The trials and tribulations of living with roommates are universal. For most, freshman year of college means getting immersed in a new environment while living in a tiny dorm with someone new. Whether the roommate is a complete stranger or a best friend, butting heads with them is inevitable.
In the 2015-16 school year, a study by the research firm Skyfactor composed of 20,000 students showed that one in 10 students requested a roommate change that year.
Some Georgia State students are well-versed in the woes of random roommates. Run-ins include, but are not limited to, a roommate who didn’t wash his sheets all year, a kleptomaniac and a fistfight.
Junior Alora Fowler had a rocky relationship with her first roommate, with “so many terrible instances, I don’t even know where to start.”
When they first met, Fowler saw her roommate as free-spirited and uncaring of others’ opinions. She quickly realized this was a lack of boundaries in disguise.
The first time the pair met, just before the beginning of their freshman year, Fowler visited her future roommate’s house. Fowler describes this as “one of the strangest days of my entire life.”
Fowler said the house was so dirty that “you couldn’t even see the floor.” Still, Fowler was hopeful her habits might be “circumstantial” and didn’t want to be judgmental.
Fowler added that in the driveway, there was a wooden pallet and a pillow. She later met the owner, a shirtless man making ramen, who was introduced as “Sky the Driveway Guy.”
After moving in together, Fowler’s roommate and friends would regularly leave trash throughout their room, including Fowler’s bed. Another time, she saw her roommate and friends filling condoms with water and drinking from them.
Her roommate was also keen on stealing decorations from the dining hall, one time leaving a scary babydoll under Fowler’s covers.
Sophomore Damilola is currently in the throes of her roommate nightmare. She is living with a friend from middle school and someone new.
Over time, Damilola’s living situation has become uncomfortable, and the group met with their Resident Advisor, who said she could “cut the tension with a knife.”
“I don’t feel comfortable in my own room,” Damilola said. “It’s your space, full of your stuff and things that you need in order to get through life. The fact that I am not comfortable in that space is horrible.”
The tension came to a peak when Damilola came home to discover her roommate’s mom had thrown out some of her personal belongings, like her shower curtain and bathmat.
Like Fowler and Damilola, junior Cade Rushing also had issues with his freshman roommate’s lack of respect.

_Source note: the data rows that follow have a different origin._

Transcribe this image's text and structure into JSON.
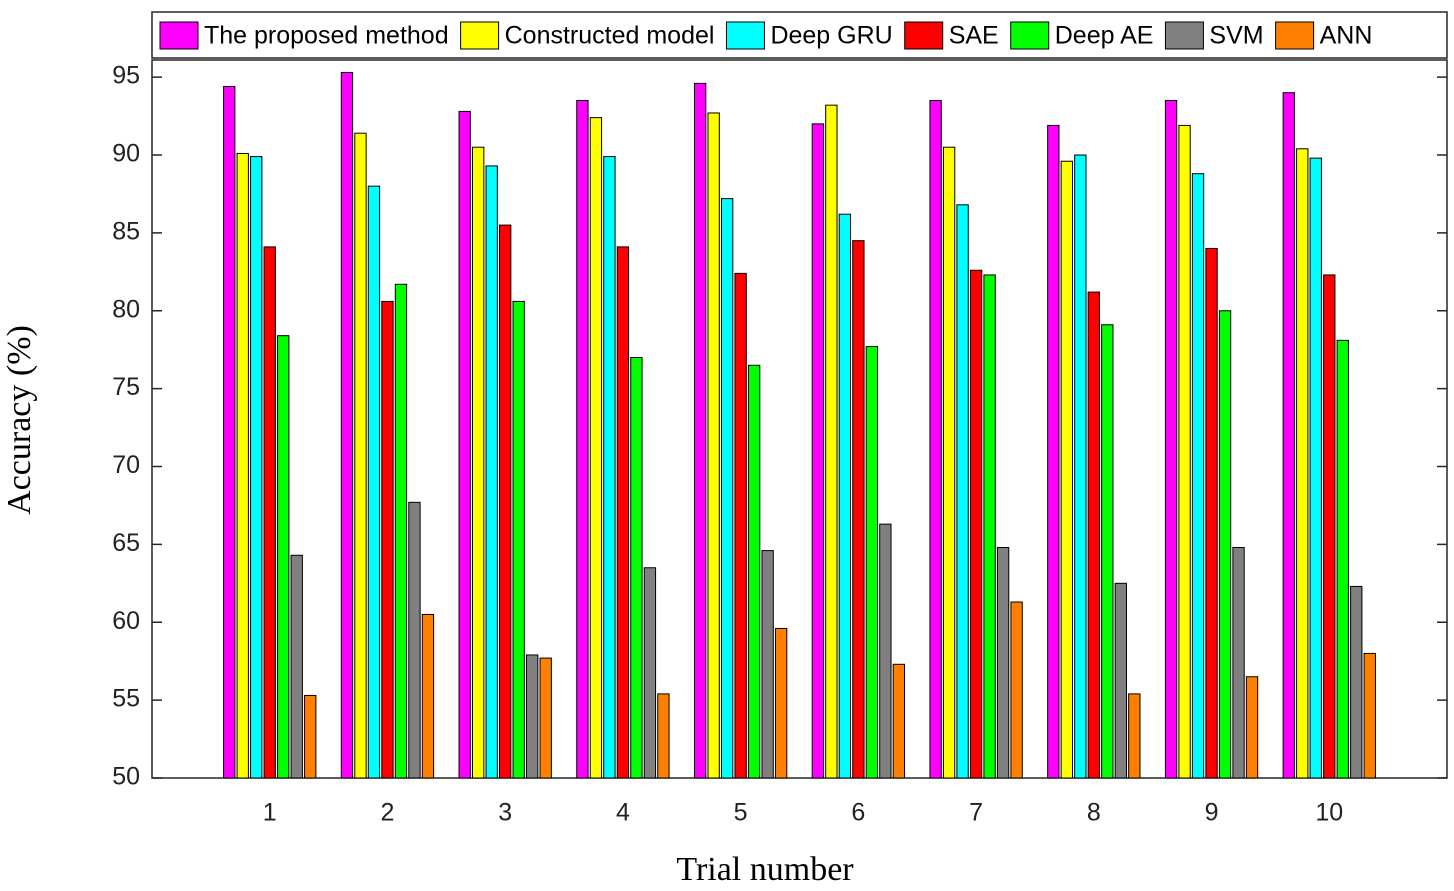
{
  "chart_data": {
    "type": "bar",
    "x_label": "Trial number",
    "y_label": "Accuracy (%)",
    "categories": [
      "1",
      "2",
      "3",
      "4",
      "5",
      "6",
      "7",
      "8",
      "9",
      "10"
    ],
    "series": [
      {
        "name": "The proposed method",
        "color": "#ff00ff",
        "values": [
          94.4,
          95.3,
          92.8,
          93.5,
          94.6,
          92.0,
          93.5,
          91.9,
          93.5,
          94.0
        ]
      },
      {
        "name": "Constructed model",
        "color": "#ffff00",
        "values": [
          90.1,
          91.4,
          90.5,
          92.4,
          92.7,
          93.2,
          90.5,
          89.6,
          91.9,
          90.4
        ]
      },
      {
        "name": "Deep GRU",
        "color": "#00ffff",
        "values": [
          89.9,
          88.0,
          89.3,
          89.9,
          87.2,
          86.2,
          86.8,
          90.0,
          88.8,
          89.8
        ]
      },
      {
        "name": "SAE",
        "color": "#ff0000",
        "values": [
          84.1,
          80.6,
          85.5,
          84.1,
          82.4,
          84.5,
          82.6,
          81.2,
          84.0,
          82.3
        ]
      },
      {
        "name": "Deep AE",
        "color": "#00ff00",
        "values": [
          78.4,
          81.7,
          80.6,
          77.0,
          76.5,
          77.7,
          82.3,
          79.1,
          80.0,
          78.1
        ]
      },
      {
        "name": "SVM",
        "color": "#808080",
        "values": [
          64.3,
          67.7,
          57.9,
          63.5,
          64.6,
          66.3,
          64.8,
          62.5,
          64.8,
          62.3
        ]
      },
      {
        "name": "ANN",
        "color": "#ff8000",
        "values": [
          55.3,
          60.5,
          57.7,
          55.4,
          59.6,
          57.3,
          61.3,
          55.4,
          56.5,
          58.0
        ]
      }
    ],
    "ylim": [
      50,
      96.1
    ],
    "yticks": [
      50,
      55,
      60,
      65,
      70,
      75,
      80,
      85,
      90,
      95
    ],
    "grid": false,
    "legend": "top"
  }
}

One month into their first semester, Rushing received a text from his roommate asking for the room because he had a female guest. This message rubbed Rushing the wrong way.
“I’m [thinking], ‘I’m not going to be a guest in my own home,’” Rushing said. “I came back, and they somehow trashed the whole room, even my posters were knocked down. The worst part was … this girl’s hair was all over the wall of the shower.”
That night, Rushing had “never felt that much anger before, just seeing how disgusting the place was.”
That night the tension continued to escalate. When hanging out with his friends and other roommates, Rushing’s other suitemate was incessantly messing with him to impress a girl. Fed up, Rushing got into his first fight, just a month into college.
He later left the room and called his mom to apologize, he added with a laugh.
While not outwardly aggressive since the night of their fight, the two began what Rushing described as a “cold war.” His suitemate set up his desk in front of an air vent, then continued to complain about being cold. This may not have seemed like a red flag, except the suitemate had the heat bumped to “about 80 degrees” in May.
Another one of Rushing’s pet peeves was his suitemate’s sanitary habits.
“He would blow his nose into the sink like, hourly,” Rushing added. “This wasn’t just during the cold season, and he would just turn on the water and start blowing snot into the sink.”
Across the board, though, these Panthers recommend trusting one’s instinct.
“If you have a bad first impression of somebody, you should probably trust your gut,” Fowler advised.